The following injuries and illnesses may cause these symptoms:

  • Alzheimer's disease
  • Frontotemporal dementia
  • Traumatic brain injuries
  • Strokes
  • Oncological diseases

With such diseases and symptoms, a person may not be recognizable. A person may lose motivation, and his sense of defining personal boundaries becomes blurred. Impulsive behavior associated with the satisfaction of biological needs is possible. Because disruption of the frontal lobes (inhibitory) opens the boundaries to biological behavior controlled by the limbic system.

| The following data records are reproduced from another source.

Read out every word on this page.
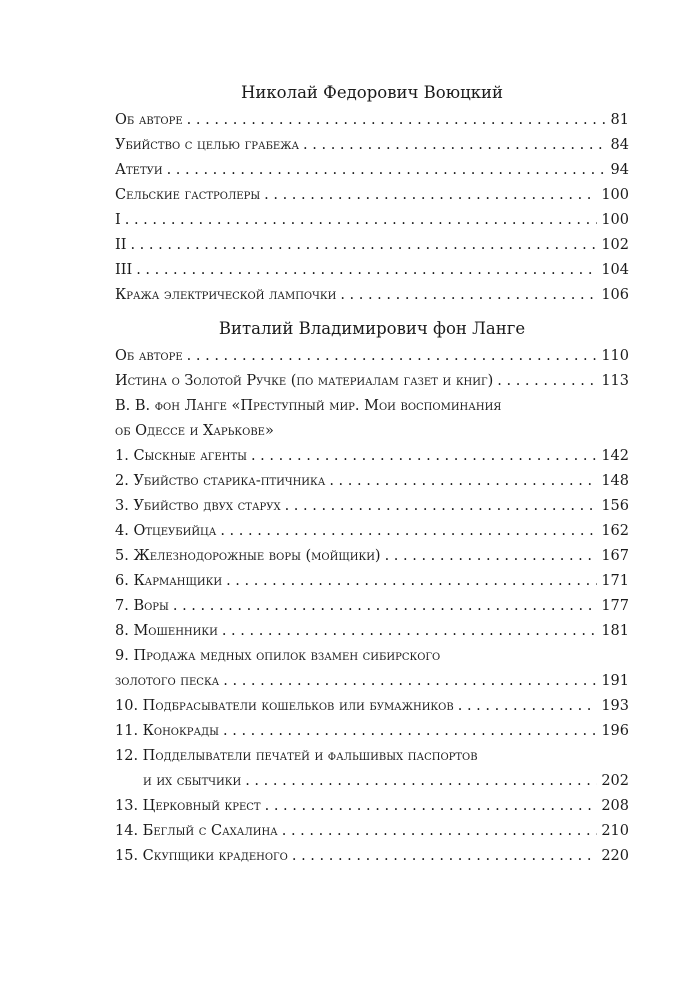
Николай Федорович Воюцкий
Об авторе . . .	81
Убийство с целью грабежа . . .	84
Атетуи . . .	94
Сельские гастролеры . . .	100
I . . .	100
II . . .	102
III . . .	104
Кража электрической лампочки . . .	106
Виталий Владимирович фон Ланге
Об авторе . . .	110
Истина о Золотой Ручке (по материалам газет и книг) . . .	113
В. В. фон Ланге «Преступный мир. Мои воспоминания
об Одессе и Харькове»
1. Сыскные агенты . . .	142
2. Убийство старика-птичника . . .	148
3. Убийство двух старух . . .	156
4. Отцеубийца . . .	162
5. Железнодорожные воры (мойщики) . . .	167
6. Карманщики . . .	171
7. Воры . . .	177
8. Мошенники . . .	181
9. Продажа медных опилок взамен сибирского
золотого песка . . .	191
10. Подбрасыватели кошельков или бумажников . . .	193
11. Конокрады . . .	196
12. Подделыватели печатей и фальшивых паспортов
и их сбытчики . . .	202
13. Церковный крест . . .	208
14. Беглый с Сахалина . . .	210
15. Скупщики краденого . . .	220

Praxis, praxis analyzer, praxis center

Praxis is the ability to perform purposeful motor acts. Praxis is formed during human life, starting from infancy, and is ensured by a complex functional system of the brain involving the cortical fields of the parietal lobe (inferior parietal lobe) and the frontal lobe, especially the left hemisphere in right-handed people. For normal praxis, the preservation of the kinesthetic and kinetic basis of movements, visual-spatial orientation, programming processes and control of purposeful actions is necessary. The defeat of the praxic system at one level or another is manifested by such a type of pathology as apraxia. The term "praxis" comes from the Greek word "praxis", which means "action". Apraxia is a violation of purposeful action in the absence of muscle paralysis and the preservation of its elementary movements.